Cultura

Poesie per San Lorenzo, due filastrocche sulle stelle per bambini

In occasione del 10 Agosto, due bellissime poesie per San Lorenzo da recitare nella notte più magica dell’anno. Nel nuovo appuntamento della rubrica Letteratura per l’Infanzia i versi dedicati alla notte delle stelle cadenti di Gianni Rodari e Bruno Tognolini.

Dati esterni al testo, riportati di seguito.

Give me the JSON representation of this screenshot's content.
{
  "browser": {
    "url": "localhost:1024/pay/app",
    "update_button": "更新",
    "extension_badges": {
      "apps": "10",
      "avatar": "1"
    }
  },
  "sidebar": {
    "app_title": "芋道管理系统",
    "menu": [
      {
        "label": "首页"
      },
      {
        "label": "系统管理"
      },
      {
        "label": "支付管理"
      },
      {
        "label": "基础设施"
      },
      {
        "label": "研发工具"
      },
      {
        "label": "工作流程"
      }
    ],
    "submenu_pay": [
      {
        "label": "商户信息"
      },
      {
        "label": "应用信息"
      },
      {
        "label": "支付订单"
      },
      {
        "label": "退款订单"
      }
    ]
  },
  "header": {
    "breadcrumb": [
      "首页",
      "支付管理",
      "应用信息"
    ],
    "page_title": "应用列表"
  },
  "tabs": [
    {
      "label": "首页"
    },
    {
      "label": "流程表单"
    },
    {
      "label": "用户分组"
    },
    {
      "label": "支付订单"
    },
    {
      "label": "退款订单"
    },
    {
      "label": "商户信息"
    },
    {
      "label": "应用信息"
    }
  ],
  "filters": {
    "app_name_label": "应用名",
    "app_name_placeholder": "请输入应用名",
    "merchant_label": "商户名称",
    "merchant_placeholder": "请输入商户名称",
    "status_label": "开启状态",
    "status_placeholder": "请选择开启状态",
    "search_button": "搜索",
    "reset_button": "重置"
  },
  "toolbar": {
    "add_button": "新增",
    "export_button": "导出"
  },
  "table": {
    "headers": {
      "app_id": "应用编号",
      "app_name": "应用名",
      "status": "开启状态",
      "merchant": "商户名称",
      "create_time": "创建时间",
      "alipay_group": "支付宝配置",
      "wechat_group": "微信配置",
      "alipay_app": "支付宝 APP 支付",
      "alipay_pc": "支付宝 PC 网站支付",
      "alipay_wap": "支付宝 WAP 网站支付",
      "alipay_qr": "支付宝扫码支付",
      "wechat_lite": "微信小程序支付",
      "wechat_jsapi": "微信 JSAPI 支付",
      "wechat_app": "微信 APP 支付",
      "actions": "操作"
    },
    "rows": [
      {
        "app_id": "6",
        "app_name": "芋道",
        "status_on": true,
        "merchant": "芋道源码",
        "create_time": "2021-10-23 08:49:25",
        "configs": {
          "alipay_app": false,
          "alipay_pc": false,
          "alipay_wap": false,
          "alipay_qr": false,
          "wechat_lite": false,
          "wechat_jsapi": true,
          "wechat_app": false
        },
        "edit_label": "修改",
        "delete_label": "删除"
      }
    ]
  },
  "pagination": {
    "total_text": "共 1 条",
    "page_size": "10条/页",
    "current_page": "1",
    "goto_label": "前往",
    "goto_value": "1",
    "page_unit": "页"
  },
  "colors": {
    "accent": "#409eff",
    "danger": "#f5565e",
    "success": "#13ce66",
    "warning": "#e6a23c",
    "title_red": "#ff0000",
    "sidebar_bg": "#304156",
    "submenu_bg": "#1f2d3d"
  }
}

Poesie per San Lorenzo, Stelle senza nome di Gianni Rodari

Poesie San Lorenzo - Credits: Siviaggia.it
Photo Credits: Siviaggia.it

Per la notte più suggestiva dell’anno due poesie per San Lorenzo, per bambini, da recitare insieme in attesa di veder cadere le stelle. Fra le poesie più famose capeggia X Agosto di Giovanni Pascoli; tuttavia, il componimento del poeta di San Mauro di Romagna cela fra i versi una vicenda famigliare molto triste, avvenuta proprio la notte di San Lorenzo. Le poesie qui presentate, invece, vogliono essere delle serene e liete filastrocche per fanciulli volte anche all’apprendimento, come spesso accade nella produzione poetica del pedagogista Gianni Rodari:

I nomi delle stelle sono belli:
Sirio, Andromeda, l’Orsa, i due Gemelli.
Chi mai potrebbe dirli tutti in fila?
Son più di cento volte centomila.

E in fondo al cielo, non so dove e come,
c’è un milione di stelle senza nome:
stelle comuni, nessuno le cura,
ma per loro la notte è meno scura.

La poetica di Rodari si basa su una concezione ben precisa: far apprendere attraverso l’approccio ludico. Non solo le cose consuete o l’avvicendarsi del tempo ma anche tutte quelle emozioni che, agli occhi di un bambino, possono apparire ostiche: la morte, la paura, la sfida, la noia. In questa poesia dedicata alla notte di San Lorenzo il poeta Gianni Rodari, nella prima strofa, elenca i nomi di alcune delle costellazioni più famose. Pone poi una domanda a un interlocutore immaginario; le stelle sono tantissime, innumerevoli, e chi riuscirebbe mai a disporle tutte in fila e a contarle?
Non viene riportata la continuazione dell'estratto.